Tanpa diperintah, perawat yang tadi mendorong kursi roda bergegas menyiapkan peralatan untuk menjahit luka. Judas memperhatikan dari balik punggung sang dokter. Dengan berani, Ara melihat semua proses ketika dokter menjahit lukanya.

'Gadis ini pemberani sekali,' puji Judas dalam hati. Dia melihat Ara seolah tak berkedip memperhatikan gerakan tangan dokter tersebut, seperti sedang belajar.

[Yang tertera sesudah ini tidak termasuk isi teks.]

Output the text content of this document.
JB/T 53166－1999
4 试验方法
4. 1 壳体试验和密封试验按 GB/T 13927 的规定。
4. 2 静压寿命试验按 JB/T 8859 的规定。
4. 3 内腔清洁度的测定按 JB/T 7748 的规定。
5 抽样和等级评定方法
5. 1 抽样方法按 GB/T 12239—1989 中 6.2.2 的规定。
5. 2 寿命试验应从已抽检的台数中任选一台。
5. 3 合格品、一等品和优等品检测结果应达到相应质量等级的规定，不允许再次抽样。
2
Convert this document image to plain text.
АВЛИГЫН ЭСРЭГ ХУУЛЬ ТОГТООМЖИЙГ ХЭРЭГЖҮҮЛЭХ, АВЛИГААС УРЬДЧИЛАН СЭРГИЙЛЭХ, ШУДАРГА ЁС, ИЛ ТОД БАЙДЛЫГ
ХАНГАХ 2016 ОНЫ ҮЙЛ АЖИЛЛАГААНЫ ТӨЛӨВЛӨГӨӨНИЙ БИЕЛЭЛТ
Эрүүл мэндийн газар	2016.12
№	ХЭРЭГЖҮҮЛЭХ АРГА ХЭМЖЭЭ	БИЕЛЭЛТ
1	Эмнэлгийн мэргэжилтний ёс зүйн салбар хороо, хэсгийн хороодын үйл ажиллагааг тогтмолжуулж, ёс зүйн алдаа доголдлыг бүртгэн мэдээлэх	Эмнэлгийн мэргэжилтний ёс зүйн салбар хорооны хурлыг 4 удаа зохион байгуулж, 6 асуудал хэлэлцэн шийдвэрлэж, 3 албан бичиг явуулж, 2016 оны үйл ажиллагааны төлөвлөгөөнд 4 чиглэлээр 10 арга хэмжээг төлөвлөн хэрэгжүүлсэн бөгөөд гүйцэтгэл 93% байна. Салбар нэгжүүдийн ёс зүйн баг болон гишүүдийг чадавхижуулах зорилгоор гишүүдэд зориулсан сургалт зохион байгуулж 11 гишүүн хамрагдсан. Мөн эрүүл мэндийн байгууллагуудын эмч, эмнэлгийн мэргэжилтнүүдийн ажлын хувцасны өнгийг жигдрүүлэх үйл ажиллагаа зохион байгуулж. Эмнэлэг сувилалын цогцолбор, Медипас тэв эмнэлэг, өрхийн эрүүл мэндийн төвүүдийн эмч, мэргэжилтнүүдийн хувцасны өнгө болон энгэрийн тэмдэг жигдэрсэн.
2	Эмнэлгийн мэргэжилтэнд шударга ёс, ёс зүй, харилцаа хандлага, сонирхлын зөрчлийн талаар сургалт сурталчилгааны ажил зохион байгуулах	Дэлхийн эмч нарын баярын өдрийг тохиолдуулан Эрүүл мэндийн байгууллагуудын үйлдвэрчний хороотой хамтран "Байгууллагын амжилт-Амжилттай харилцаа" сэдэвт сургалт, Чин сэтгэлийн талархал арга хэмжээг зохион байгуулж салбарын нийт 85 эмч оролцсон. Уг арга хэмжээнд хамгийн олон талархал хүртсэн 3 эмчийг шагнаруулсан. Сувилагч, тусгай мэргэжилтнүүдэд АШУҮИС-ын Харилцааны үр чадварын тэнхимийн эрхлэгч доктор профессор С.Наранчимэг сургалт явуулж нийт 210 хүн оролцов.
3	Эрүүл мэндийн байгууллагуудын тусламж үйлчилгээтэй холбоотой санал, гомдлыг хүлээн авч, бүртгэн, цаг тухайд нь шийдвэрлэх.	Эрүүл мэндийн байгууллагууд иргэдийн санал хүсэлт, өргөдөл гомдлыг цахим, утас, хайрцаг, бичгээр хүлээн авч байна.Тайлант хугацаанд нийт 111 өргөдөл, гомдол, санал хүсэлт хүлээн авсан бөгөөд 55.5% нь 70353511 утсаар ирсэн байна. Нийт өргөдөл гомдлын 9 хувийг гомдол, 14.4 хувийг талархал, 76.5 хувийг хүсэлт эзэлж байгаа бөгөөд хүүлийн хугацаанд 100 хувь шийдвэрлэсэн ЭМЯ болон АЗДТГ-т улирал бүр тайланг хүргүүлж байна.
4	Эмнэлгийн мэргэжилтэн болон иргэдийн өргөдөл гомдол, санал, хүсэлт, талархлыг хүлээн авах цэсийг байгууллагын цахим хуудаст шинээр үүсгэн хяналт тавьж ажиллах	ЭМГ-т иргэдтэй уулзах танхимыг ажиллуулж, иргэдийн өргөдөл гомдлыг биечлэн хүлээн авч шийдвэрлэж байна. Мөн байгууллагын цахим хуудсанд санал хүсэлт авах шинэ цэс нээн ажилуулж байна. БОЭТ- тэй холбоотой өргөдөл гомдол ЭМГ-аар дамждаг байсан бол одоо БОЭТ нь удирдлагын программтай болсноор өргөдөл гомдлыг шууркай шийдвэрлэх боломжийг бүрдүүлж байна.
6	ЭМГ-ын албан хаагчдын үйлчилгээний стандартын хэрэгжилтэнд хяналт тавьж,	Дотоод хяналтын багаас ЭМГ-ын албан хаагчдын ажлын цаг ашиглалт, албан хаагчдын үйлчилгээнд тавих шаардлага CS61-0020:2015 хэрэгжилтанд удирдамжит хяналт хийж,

"Selesai. Jangan terlalu banyak gerak dulu supaya jahitan tidak rusak, ya." Dokter itu berpesan pada Ara sembari melilitkan perban di tangan yang tadi dia jahit.

"Luka yang lain sepertinya sudah diobati. Saya tuliskan resep, jangan lupa diminum, ya." Dokter itu menggoreskan penanya ke atas kertas kecil bergambar logo rumah sakit, lalu mengulurkan pada Ara.

"Saya saja, Dok." Judas menarik kertas itu dari tangan dokter.